Welcome to the Polish Psychedelic Trance Portal

praecox - la bochem


praecox_-_la_bochem
Hadshot Haheizar, 2001


1. La Bochem
2. Forma Zimna







W życiu nasłuchałem się wystarczająco "polskiego soundu", by móc stwierdzić, że to zdecydowanie coś świeżego. Ci którzy znienawidzili Praecoxa za jego pierwszy singiel, mają kolejne powody do nienawiści. Ten jest równie industrialny i hipnotyczny jak poprzedni (również wydany w Hadshot), ale to oczywiście dobrze! Słuchając tej muzyki myślę o przedmieściach uprzemysłowionego miasta.

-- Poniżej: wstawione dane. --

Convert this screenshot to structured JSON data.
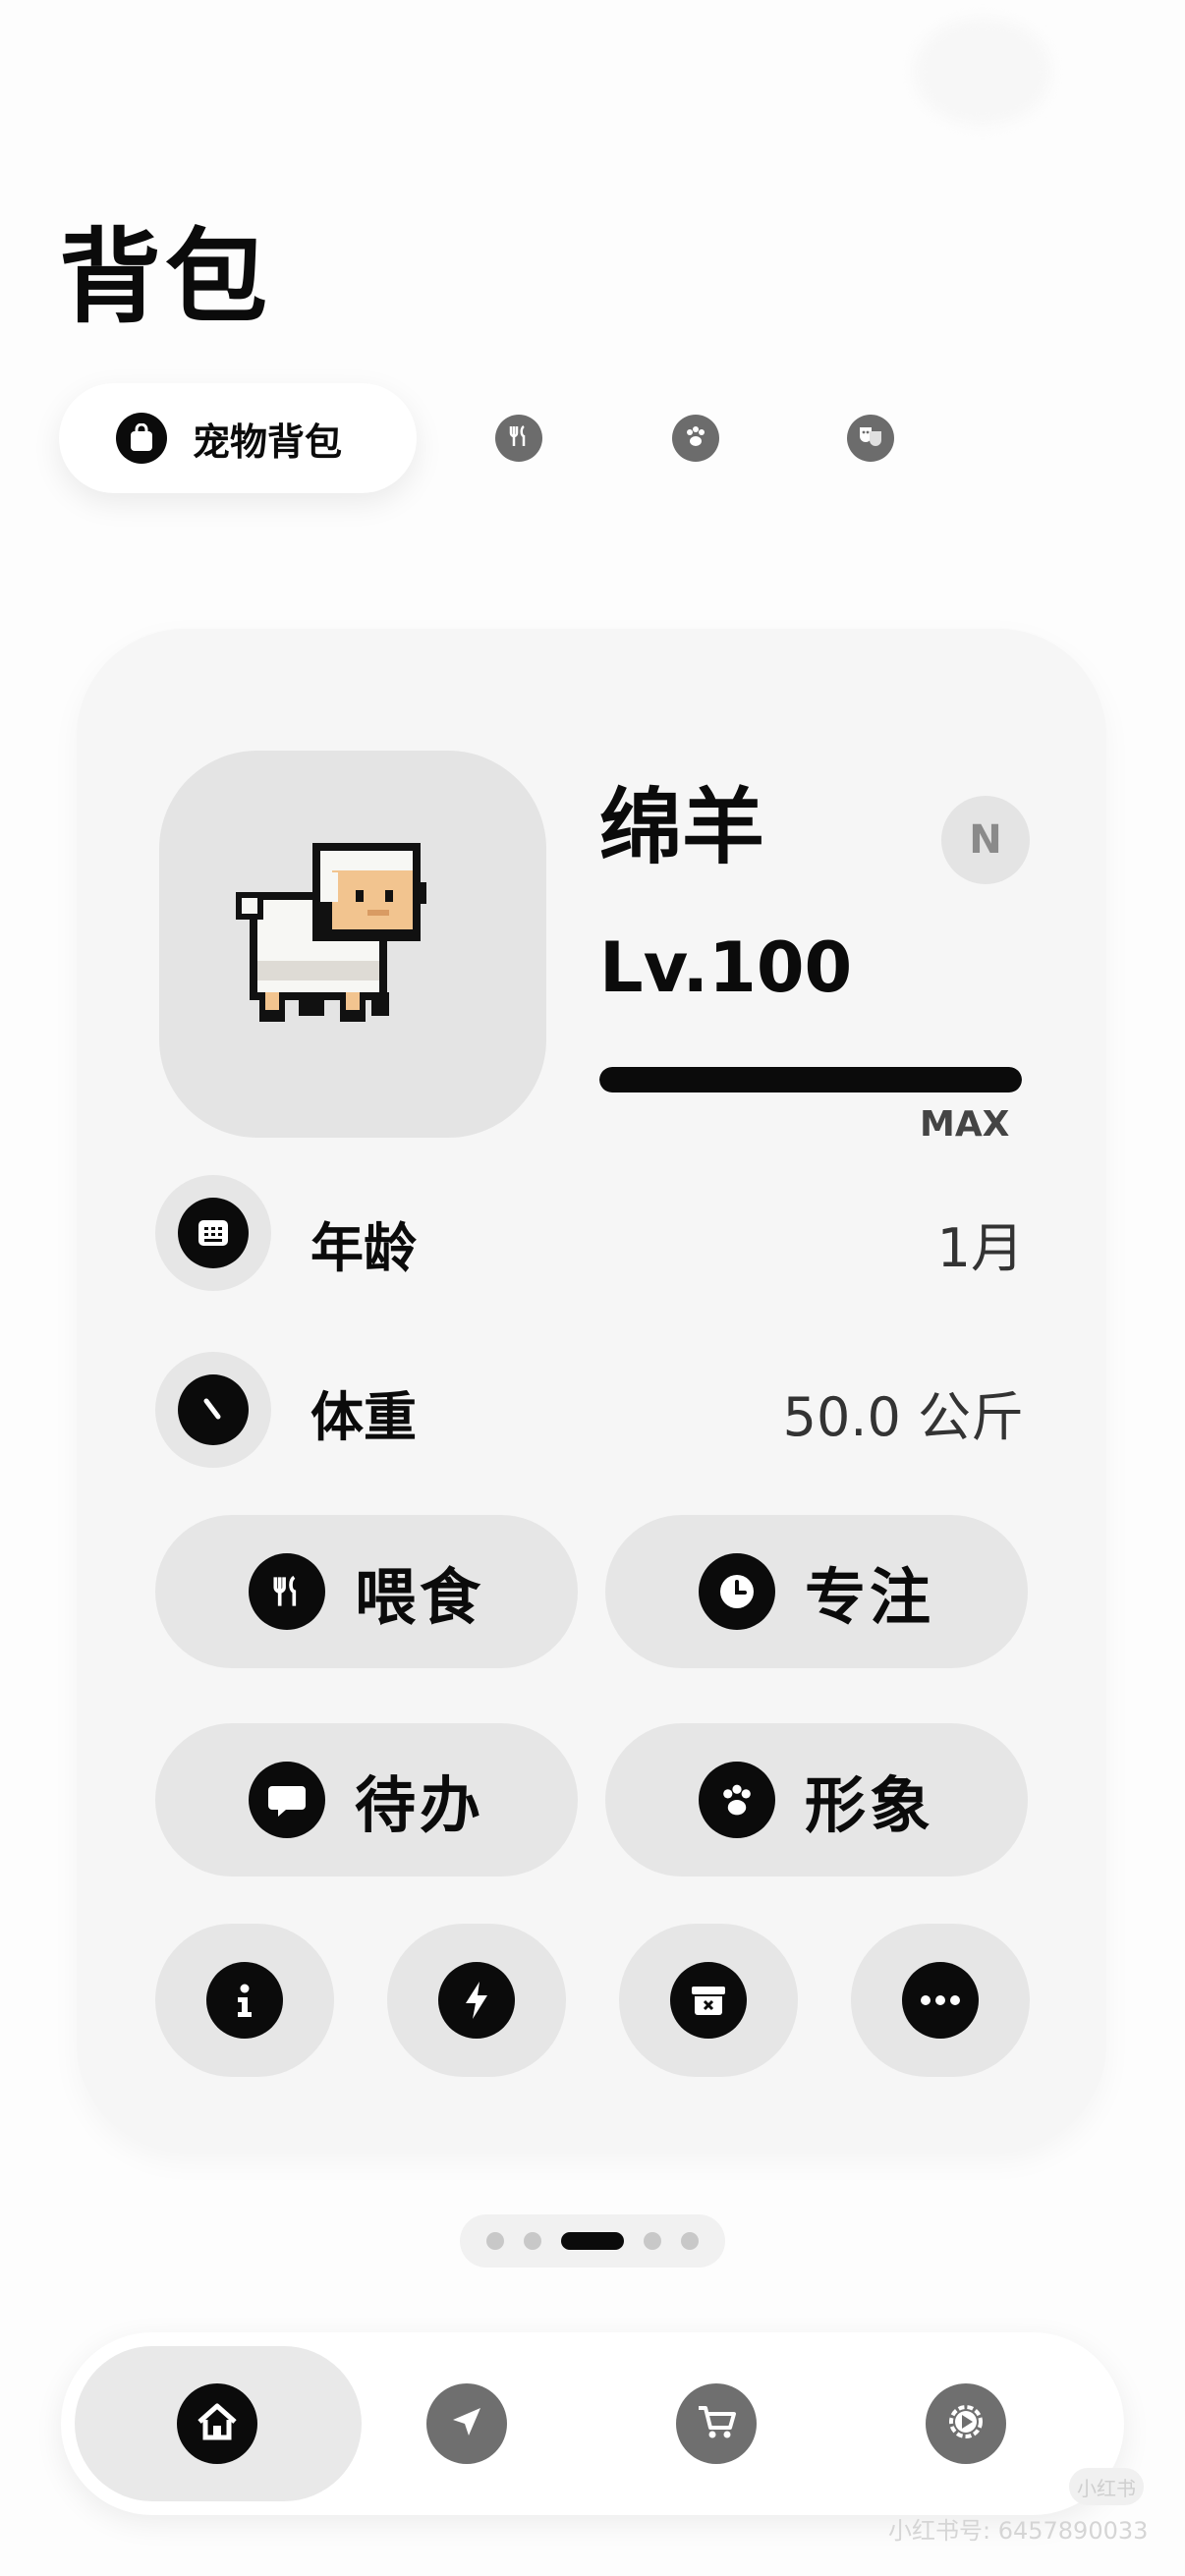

Wszędzie pył przemysłowy... Mój nowy biały garnitur (jeśli kiedykolwiek będę na tyle głupi żeby sobie takowy sprawić ;)) będzie cały w czarne kropki od tego brudnego polskiego pyłu zaledwie kilka sekund po tym jak położę igłę gramofonu na tym nagraniu. "La Bochem" to ciężki, zarazem bardzo statyczny track. Osobiście wolę słowo "hipnotyczny", ale ktoś pewnie zaraz rzuci hasło "nudny". Na utwór składa się niegrzeczny beat oraz kilka industrialnie brzmiących dźwięków z wierzchni. Nawet nie myślcie, że znajdziecie tu jakąkolwiek melodię w tej ciężkostrawnej muzyce. "Forma Zimna" jest jeszcze cięższa. Wściekły beat miesza się z tak niepokojącymi echo-podobnymi dźwiękami jakie tylko można sobie wyobrazić. Wyjątkowo brudna muzyka wyłącznie dla ludzi, którzy są pewni, że poradzą sobie z tego rodzaju audio-terrorem! Jeśli nie siedzisz w industralnej muzyce, z pewnością znienawidzisz każdą nutę tego singla już przy pierwszym podejściu. Ostrzegam: bardzo niegrzeczny materiał!